Duisburg (ABZ). – Um die Kreislaufwirtschaft im Bauwesen zu stärken, natürliche Ressourcen zu schonen und das Klima zu schützen, muss im Koalitionsvertrag der Einsatz von Sekundärbaustoffen nachhaltig gefördert werden.
Dieses fordern acht Branchenverbände in einem Positionspapier, das an die derzeit verhandelnden Arbeitsgruppen für Wirtschaft, Bau/Verkehr und Umwelt adressiert wurde, informiert das Institut für Baustoff-Forschung (FEHs) vor Kurzem.
Vorrangig geht demnach es um die zeitnahe praxistaugliche Novellierung der Ersatzbaustoff-Verordnung, die Produktanerkennung für Sekundärbaustoffe, auf ressourcenschonende Materialien ausgerichtete, rechtssichere Ausschreibungen im Sinne des Kreislaufwirtschaftsgesetzes sowie den Einsatz von Sekundärbaustoffen in Zement und Beton.

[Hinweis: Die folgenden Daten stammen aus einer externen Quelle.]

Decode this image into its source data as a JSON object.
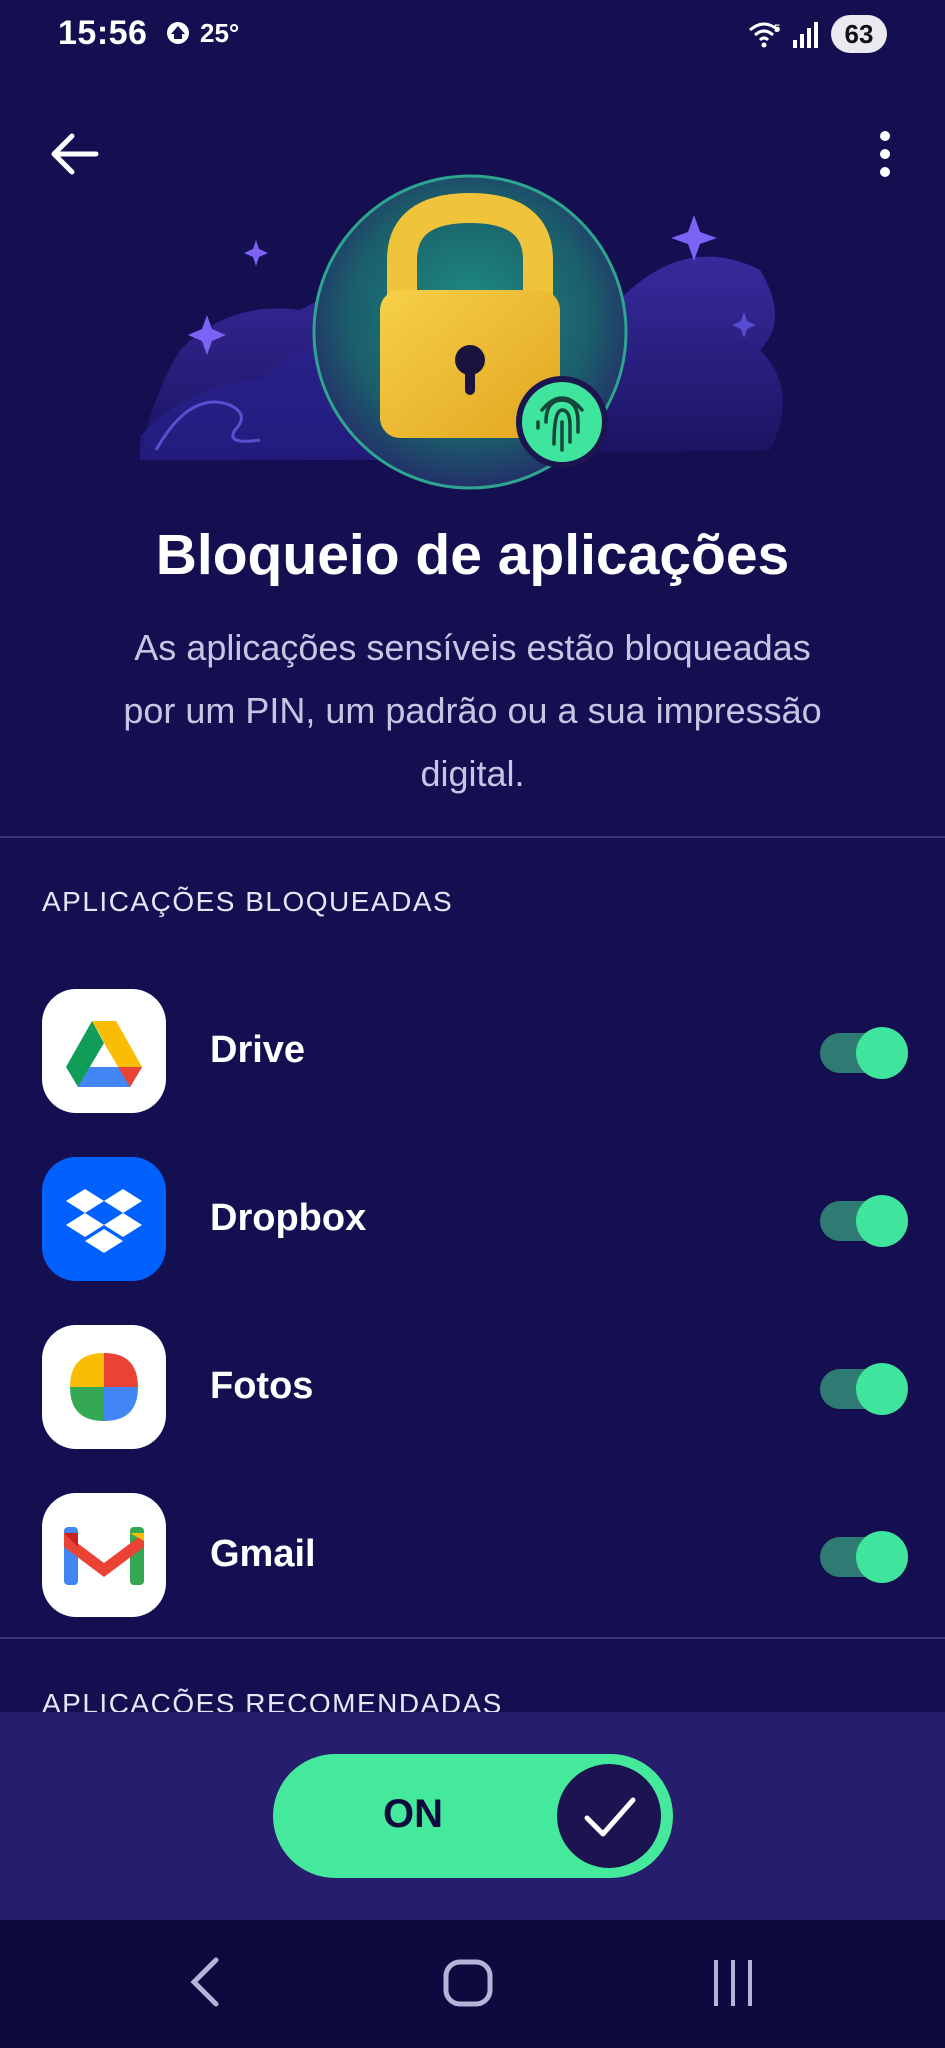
{
  "status_bar": {
    "time": "15:56",
    "temperature": "25°",
    "battery": "63",
    "wifi_badge": "5"
  },
  "header": {
    "back_icon": "arrow-left-icon",
    "menu_icon": "more-vertical-icon"
  },
  "hero": {
    "lock_color": "#f2c233",
    "accent": "#3fe59c",
    "sparkle_color": "#7c63f5"
  },
  "title": "Bloqueio de aplicações",
  "subtitle_lines": [
    "As aplicações sensíveis estão bloqueadas",
    "por um PIN, um padrão ou a sua impressão",
    "digital."
  ],
  "blocked_section": {
    "heading": "APLICAÇÕES BLOQUEADAS",
    "apps": [
      {
        "name": "Drive",
        "icon": "google-drive-icon",
        "enabled": true
      },
      {
        "name": "Dropbox",
        "icon": "dropbox-icon",
        "enabled": true
      },
      {
        "name": "Fotos",
        "icon": "google-photos-icon",
        "enabled": true
      },
      {
        "name": "Gmail",
        "icon": "gmail-icon",
        "enabled": true
      }
    ]
  },
  "recommended_section": {
    "heading": "APLICAÇÕES RECOMENDADAS"
  },
  "master_toggle": {
    "label": "ON",
    "state": true,
    "color": "#44e99c"
  },
  "nav_bar": {
    "icons": [
      "nav-back-icon",
      "nav-home-icon",
      "nav-recent-icon"
    ]
  }
}
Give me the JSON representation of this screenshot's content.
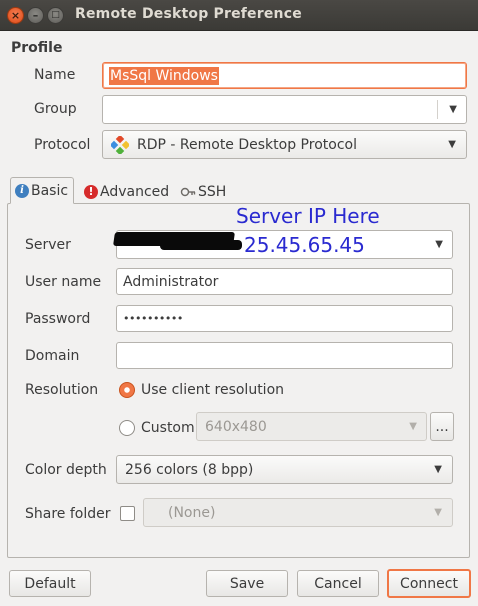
{
  "window": {
    "title": "Remote Desktop Preference",
    "close_glyph": "×",
    "minimize_glyph": "–",
    "maximize_glyph": "□"
  },
  "profile": {
    "section_title": "Profile",
    "name_label": "Name",
    "name_value": "MsSql Windows",
    "group_label": "Group",
    "group_value": "",
    "protocol_label": "Protocol",
    "protocol_value": "RDP - Remote Desktop Protocol"
  },
  "tabs": [
    {
      "label": "Basic",
      "icon": "info-icon",
      "active": true
    },
    {
      "label": "Advanced",
      "icon": "warning-icon",
      "active": false
    },
    {
      "label": "SSH",
      "icon": "key-icon",
      "active": false
    }
  ],
  "basic": {
    "server_label": "Server",
    "server_value": "25.45.65.45",
    "server_annotation": "Server IP Here",
    "username_label": "User name",
    "username_value": "Administrator",
    "password_label": "Password",
    "password_value": "••••••••••",
    "domain_label": "Domain",
    "domain_value": "",
    "resolution_label": "Resolution",
    "resolution_option_client": "Use client resolution",
    "resolution_option_custom": "Custom",
    "custom_resolution_value": "640x480",
    "custom_more_label": "...",
    "color_depth_label": "Color depth",
    "color_depth_value": "256 colors (8 bpp)",
    "share_folder_label": "Share folder",
    "share_folder_value": "(None)"
  },
  "buttons": {
    "default": "Default",
    "save": "Save",
    "cancel": "Cancel",
    "connect": "Connect"
  },
  "colors": {
    "accent": "#f07746",
    "annotation": "#2a2ad0",
    "titlebar": "#3b3a36"
  }
}
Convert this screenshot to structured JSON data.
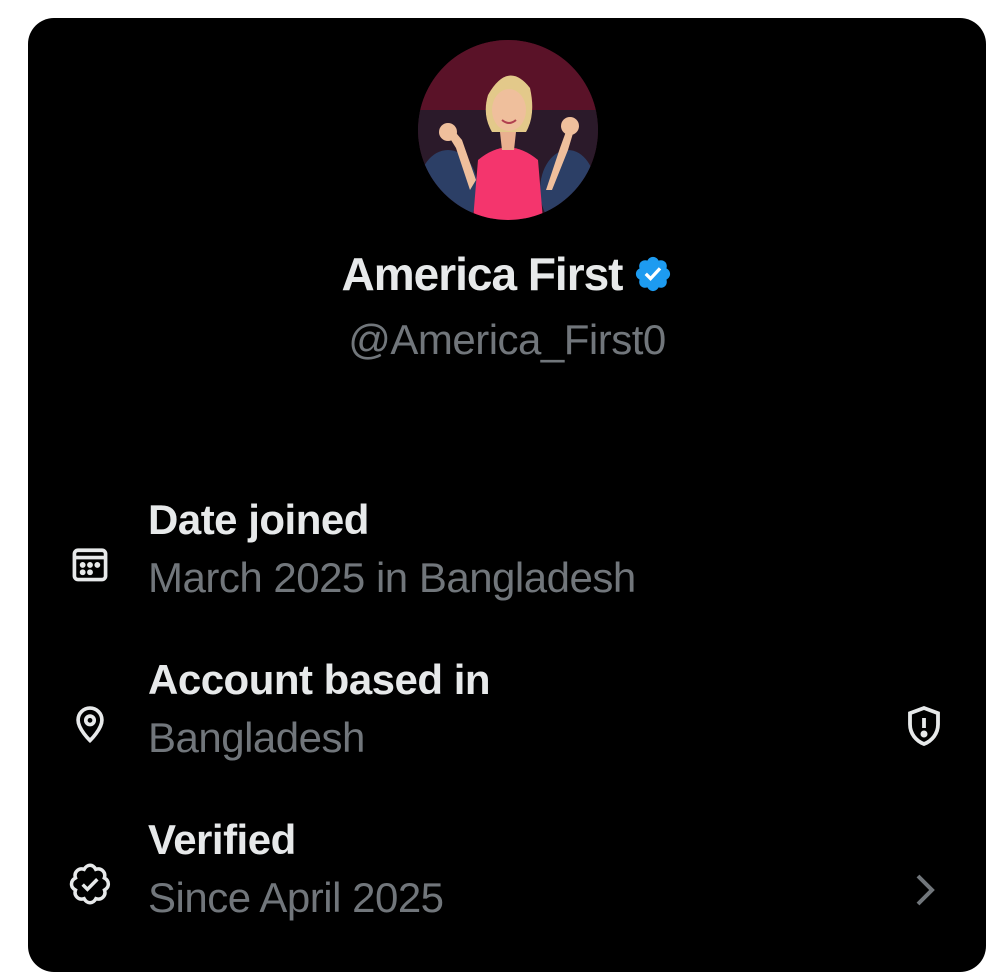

Die Initiative appelliert an die neue Bundesregierung, mit gezielten und pragmatischen Anpassungen des Regelwerks kurzfristig Bürokratieabbau zu betreiben und gleichzeitig riesige Stoffströme marktfähig zu machen, die bislang durch regulatorische Hürden benachteiligt werden.
Sie fordert von den Koalitionären, die aufgezeigten Themen zügig anzugehen. Jede weitere Verzögerung sei nicht nur unnötig, sondern auch politisch nicht vertretbar.
Der Bau von Wohnungen, Straßen und Schienenwegen, aber auch von Windrädern, Solarparks, CCUS- und Wasserstoffinfrastruktur ist laut Positionspapier mit erheblichem Rohstoffeinsatz verbunden, heißt es.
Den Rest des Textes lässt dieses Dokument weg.